L’élan de charité en faveur des victimes fut magnifique. De toute part, du Valais, de tous les cantons suisses, de l’étranger aussi, les dons affluèrent. Des travailleurs vinrent en grand nombre de toutes les localités de la plaine et de la montagne, depuis Monthey jusqu’à Sion, pour aider à la remise en état des routes, des ponts et des digues. Une commission pour la répartition des dons fut nommée, sous la présidence du Prévôt de la maison du Grand St-Bernard. Le Gd Bailli proposa de prélever une quarantaine de mille francs pour des travaux, afin d’empêcher le retour de semblables événements. Cette proposition fut acceptée par les cantons et le conseil d’Etat. L’avenir, en effet, était inquiétant : le glacier subsistait, les chutes de glace aussi, la tranchée allait se remplir et les mêmes dangers se reproduiraient. Ce fut la grande préoccupation de Venetz. Le 24 juillet 1818 déjà, il accompagne Escher de la Linth au Giétroz ; il est très pessimiste.

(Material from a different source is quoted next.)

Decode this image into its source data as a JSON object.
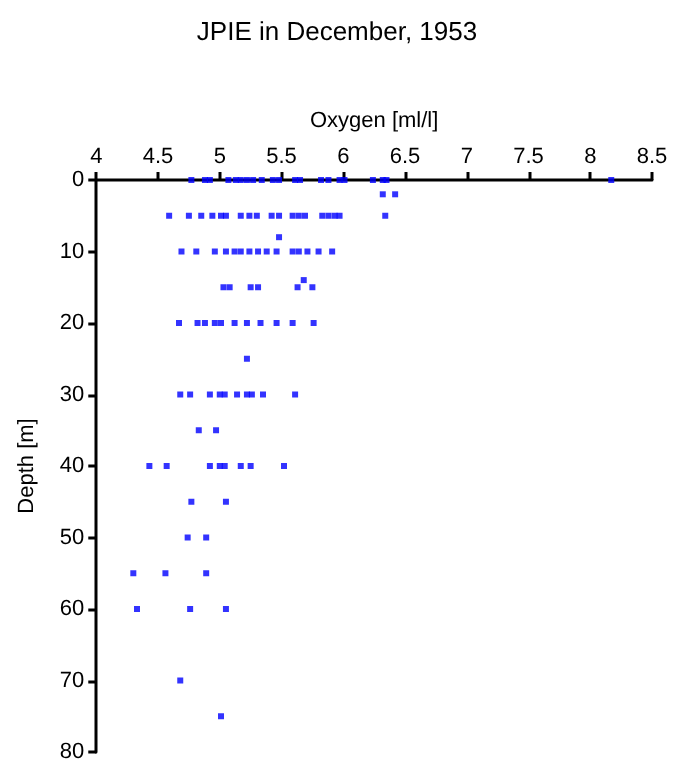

Le doyen Bridel déploya une grande activité pour recueillir les dans en faveur des populations sinistrées… En juillet 1818, avait lieu à Lausanne la session de la SHSN (Société Helvétique des Sciences Naturelles, aujourd’hui Académie suisse des sciences naturelles.). Bridel écrit au chef du gouvernement valaisan pour le prier d’autoriser l’ingénieur Venetz à participer à cette réunion. Il espérait que la vue du directeur des travaux du Giétroz, que les détails qu’il serait à même de donner à cette réunion de savants, que les rapports qu’il pourrait établir avec plusieurs étrangers de distinction favoriseraient la générosité. C’est bien grâce aux exhortations et aux prières du doyen que la collecte du canton de Vaud a été, après celle du canton de Berne, la plus fructueuse de la Suisse.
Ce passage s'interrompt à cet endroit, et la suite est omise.